Additionally, Meta said that the previous use of Meta-owned apps by a teen will no longer influence the ads they view on the site. As part of its defense against claims that its services are detrimental to teenage users, Meta, the company of Facebook and Instagram announced on Tuesday that it was stopping allowing marketers to target ads to teens based on gender.

A social media giant announced in February that, going forward, advertisers, who generate the vast majority of the company’s enormous earnings, will only be able to target advertising at minors globally using age and geographical information.

Another departure from custom, the business stated teens will no longer receive ads based on their previous use of apps owned by Meta.

It was acknowledged, according to Meta in a blog post, that “kids aren’t necessarily as prepared as adults to make a decision about how the online data is used in advertising.” It’s why the changes were made.

According to Meta, the changes were made in response to comments from parents and professionals and would be in compliance with new regulations in various nations about content geared toward the young.

The organization formerly known as Facebook is coming under more and more pressure to stop showing its users highly tailored adverts, a technique that generates billions of dollars of yearly revenue for the firm from advertisers.

The Silicon Valley giant was given a fine of Euro 390 million (roughly Rs. 3,400 cr) last week as a result of years of legal disputes the with European Union regarding advertising.

More concerningly for the Mark Zuckerberg-founded firm, European regulators also disapproved of the legal justification Meta provided for collecting users’ personal information to be used in targeted advertising.
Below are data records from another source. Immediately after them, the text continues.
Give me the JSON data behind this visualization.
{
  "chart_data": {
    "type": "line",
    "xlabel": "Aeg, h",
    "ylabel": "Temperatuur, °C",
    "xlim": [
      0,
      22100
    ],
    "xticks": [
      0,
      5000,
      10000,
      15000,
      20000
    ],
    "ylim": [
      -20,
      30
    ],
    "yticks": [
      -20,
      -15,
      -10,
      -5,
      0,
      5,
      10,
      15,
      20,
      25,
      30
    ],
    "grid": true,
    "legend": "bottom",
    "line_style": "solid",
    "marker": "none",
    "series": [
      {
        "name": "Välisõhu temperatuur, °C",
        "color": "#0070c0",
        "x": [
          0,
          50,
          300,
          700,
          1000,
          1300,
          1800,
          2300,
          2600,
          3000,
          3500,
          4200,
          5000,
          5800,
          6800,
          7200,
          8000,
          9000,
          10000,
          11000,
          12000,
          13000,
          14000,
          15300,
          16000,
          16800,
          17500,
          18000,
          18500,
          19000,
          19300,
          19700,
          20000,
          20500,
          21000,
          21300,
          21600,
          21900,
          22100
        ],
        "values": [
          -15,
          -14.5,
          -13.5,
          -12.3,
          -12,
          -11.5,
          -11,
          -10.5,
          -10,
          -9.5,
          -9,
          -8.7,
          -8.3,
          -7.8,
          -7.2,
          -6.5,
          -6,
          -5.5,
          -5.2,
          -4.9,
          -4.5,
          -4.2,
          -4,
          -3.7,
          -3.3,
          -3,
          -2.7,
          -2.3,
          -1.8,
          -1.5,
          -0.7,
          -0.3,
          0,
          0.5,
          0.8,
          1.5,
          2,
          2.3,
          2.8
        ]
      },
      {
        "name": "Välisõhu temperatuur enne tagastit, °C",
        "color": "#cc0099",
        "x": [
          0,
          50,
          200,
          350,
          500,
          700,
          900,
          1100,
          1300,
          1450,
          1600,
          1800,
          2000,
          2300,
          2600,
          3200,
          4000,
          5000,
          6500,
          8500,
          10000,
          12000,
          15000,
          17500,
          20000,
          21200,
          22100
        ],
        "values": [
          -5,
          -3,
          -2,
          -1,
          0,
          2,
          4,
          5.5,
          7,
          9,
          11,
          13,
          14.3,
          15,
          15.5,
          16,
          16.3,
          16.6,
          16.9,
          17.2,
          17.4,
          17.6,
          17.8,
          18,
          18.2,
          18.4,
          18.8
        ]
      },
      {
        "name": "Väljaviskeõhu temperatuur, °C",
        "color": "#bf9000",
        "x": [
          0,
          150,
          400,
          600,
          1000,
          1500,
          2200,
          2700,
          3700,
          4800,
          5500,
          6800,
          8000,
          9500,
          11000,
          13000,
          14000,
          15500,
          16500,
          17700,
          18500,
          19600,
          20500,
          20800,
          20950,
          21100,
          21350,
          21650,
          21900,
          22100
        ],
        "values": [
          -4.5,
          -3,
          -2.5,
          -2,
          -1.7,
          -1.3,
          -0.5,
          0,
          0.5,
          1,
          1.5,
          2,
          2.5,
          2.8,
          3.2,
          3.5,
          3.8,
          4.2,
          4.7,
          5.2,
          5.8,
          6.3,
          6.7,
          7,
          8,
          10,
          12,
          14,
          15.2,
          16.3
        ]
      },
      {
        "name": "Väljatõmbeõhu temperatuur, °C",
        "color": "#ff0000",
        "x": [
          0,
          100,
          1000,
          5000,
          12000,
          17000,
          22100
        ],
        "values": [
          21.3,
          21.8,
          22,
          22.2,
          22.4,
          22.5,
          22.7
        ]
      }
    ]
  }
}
For violating privacy laws with targeted advertisements, regulators have also opened investigations against and fined Google and Apple.

In the US, local authorities have been the primary target of Meta or other social media giants, with national legislation being delayed as a result of difficult lobbying by tech companies and a partisan Congress in Washington.

Seattle, Washington, in the US, has a public school system that last week launched a lawsuit against many digital companies, including Meta, for allegedly harming kids’ mental health and generating despair and anxiety.

Officials from the public education system declared they are “holding social media firms accountable for the devastation they have wreaked also on social, emotional, or mental health” of adolescent students.